$10 million reward deadline approaches in unsolved art heist

A reward for missing artwork -- including Rembrandts, a Vermeer and sketches by Degas -- will decrease by $5 million when the clock strikes midnight on Sunday, December 31.

The 13 pieces of art were stolen from the Isabella Stewart Gardner Museum in Boston in a daring 1990 heist. They are valued at $500 million.

The museum doubled the reward over the past seven months -- from $5 million to $10 million -- in an attempt to entice anyone with information to come forward. All along, they have said the reward would revert to $5 million at the end of the year.

"This was a reward that was created with a deadline in order to create a sense of urgency," said Kathy Sharpless, director of marketing and communication for the museum. "Typically in art heists, works are found shortly after the theft, or oftentimes a generation later. Unfortunately, we are a generation later."

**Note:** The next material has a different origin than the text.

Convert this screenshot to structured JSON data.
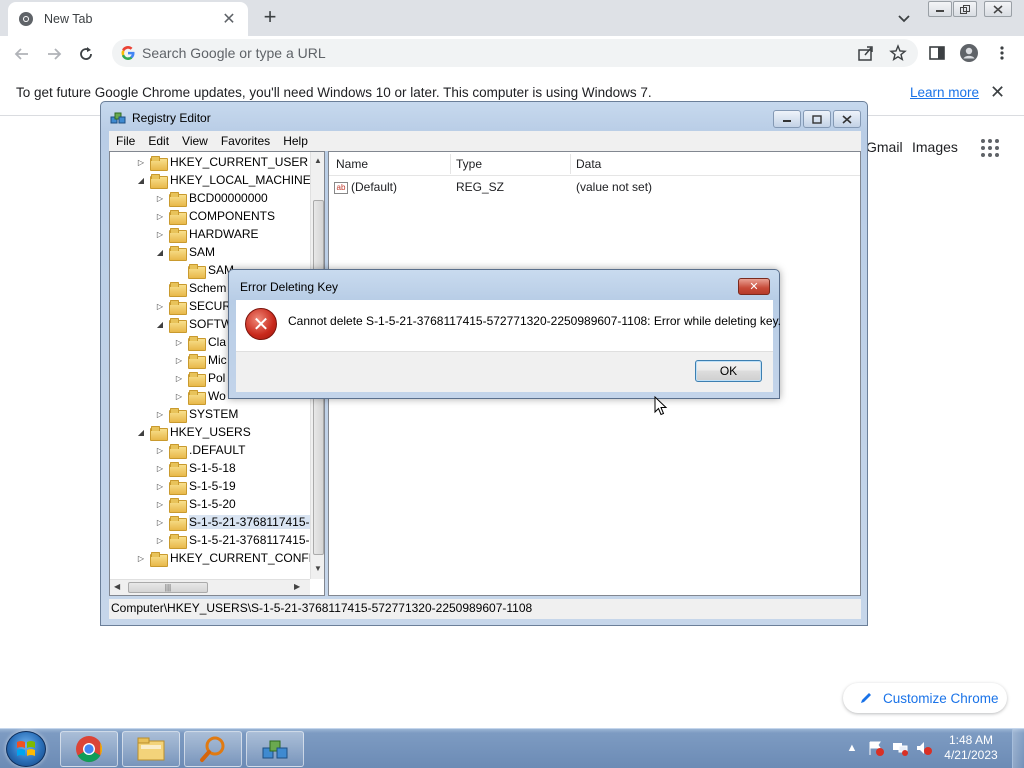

'We want our paintings back'

The artwork doesn't have to be returned by December 31 to get the full reward, but information leading to its recovery must be submitted by then and all 13 pieces must be returned in good condition.

The museum remains optimistic that they will get the tip they need. "It only takes one little morsel, really," Sharpless told CNN.

While the museum says they have received lots of tips and information, they need concrete information from tipsters, not theories. Because the statute of limitations has passed, it appears nobody will be arrested.

"It's been 27 years and we want our paintings back," Sharpless said.

"This remains the largest unsolved art theft in world history," the museum said on its website.

How the art was stolen

The heist started just past midnight on March 18, 1990, when two men dressed as Boston police officers walked into the museum and said they were responding to a call.

A security guard broke protocol and let them inside, according to an account of the theft on the museum website.

The two thieves lured the two guards on duty away from the alarm button, handcuffed them in the basement and duct taped their heads, hands and feet.

The thieves left after 81 minutes, taking 13 pieces of art with them. The guards were freed when police officers arrived at 8:15 a.m., the museum said.

Empty frames

Taken were Rembrandt's "Storm on the Sea of Galilee" (1633) and "Vermeer's Concert" (1658-1660), considered two of the most valuable stolen objects in the world. The Rembrandt was cut from its frame and the Vermeer was removed from its frame.

Also taken were two other works by Rembrandt, several drawings by Degas, a Chinese vase and Govaert Flinck's "Landscape with an Obelisk" (1638), the museum said.

The FBI said suspects in the case "are members of a criminal organization with a base in the mid-Atlantic states and New England."

Meanwhile, the empty frames remain on display in the museum "as a placeholder for the missing works," the museum says.